OK WC Reform Should Soon Go To A Vote Of The People

Tulsa, OK (CompNewsNetwork) - Legislation requiring Senate confirmation of Worker's Compensation Court judges to bring added accountability to the system passed the House today and should soon go to a vote of the people.

House Joint Resolution 1041 would require that gubernatorial appointments to the Workers' Compensation Court be approved by Senate confirmation.

If passed by the Senate this week, the constitutional change would be placed on the ballot for voter consideration. The resolution is needed after Gov. Brad Henry's veto of similar legislation, Senate Bill 609, earlier this session.

"This is an issue that could affect every injured worker in this state, and we feel like this reform is important enough to take directly to the people," said House Speaker Chris Benge, R-Tulsa. "Requiring Senate confirmation of Worker's Compensation Court judges is a reasonable reform that adds accountability to the current system."

Currently, District Court judges are directly elected and Civil and Criminal Appeals Court and Supreme Court judges all appear on a retention ballot at the end of their appointed term. The Workers' Compensation Court judges are the only ones who never appear on a ballot.

"Worker's Compensation judges are the only judges to never appear on a ballot," said Dan Sullivan, R-Tulsa and author of the resolution. "This legislation will help ensure injured workers across the state are given their day in court in front of judges that are approved by their representative government."
Senate President Pro Tempore Glenn Coffee said Jolley's legislation brings reform to a Workers' Comp system in much need of overhaul.

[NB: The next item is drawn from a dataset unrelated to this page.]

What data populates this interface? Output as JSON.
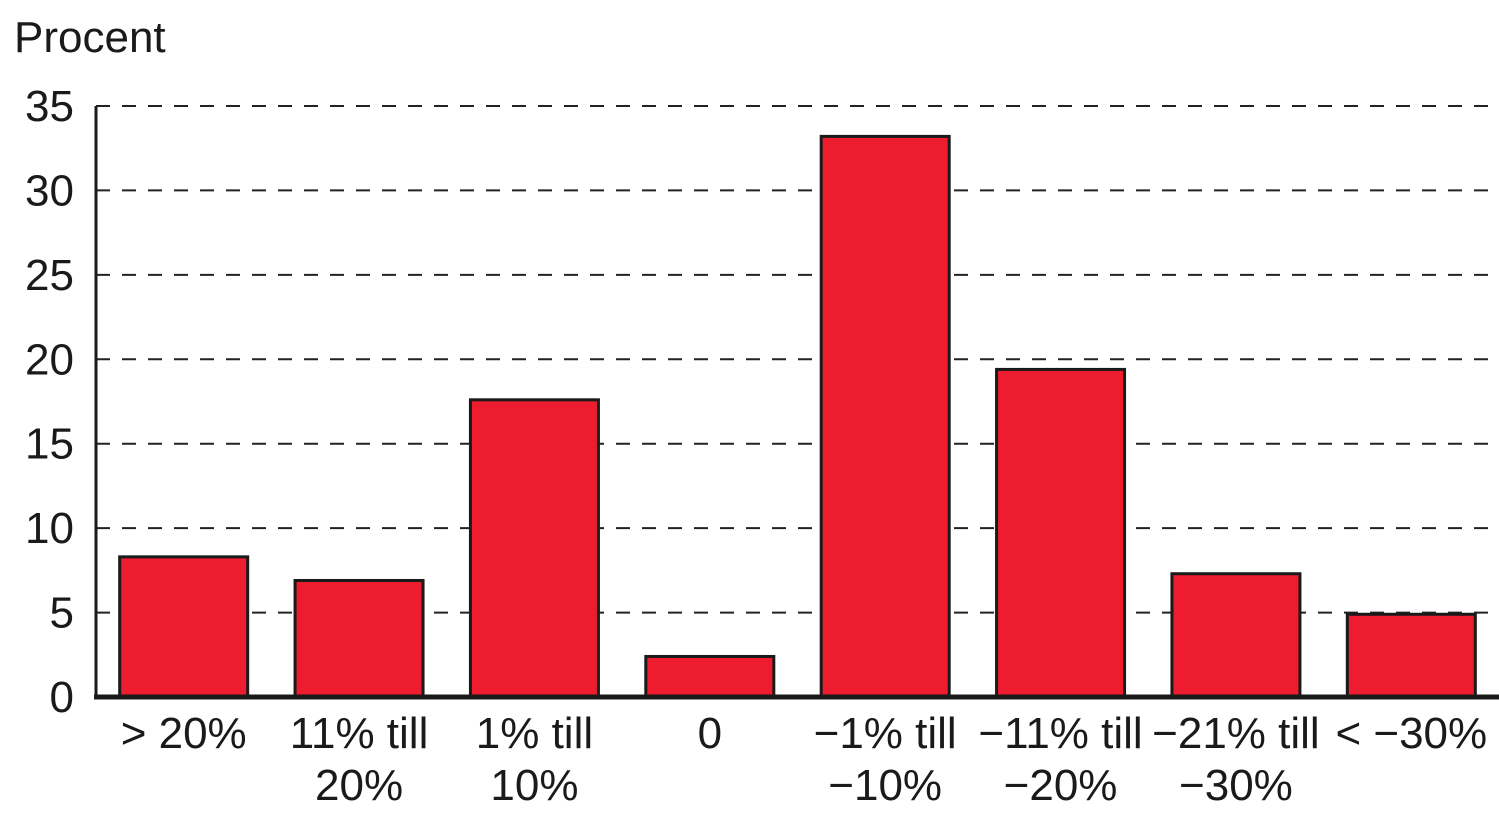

"We have worked very hard to bring responsible reform and increased accountability to the Oklahoma's Workers' Compensation system and it is encouraging to see the beginning of this process today," said Pro Tem Coffee.

"The Senate confirmation process provides a system of checks and balances our forefathers believed was better," said Jolley. "The State Senate's role in this legislation is to advise and consent in a bipartisan fashion which removes politics from the judicial nominating process."

Jolley added this legislation is not unique, as Oklahoma will join numerous other states in having systems with Senate confirmation.
The resolution passed the House today with a vote of 60-37 and will now return to the state Senate for final consideration. If approved there, the change would go to a vote of the people.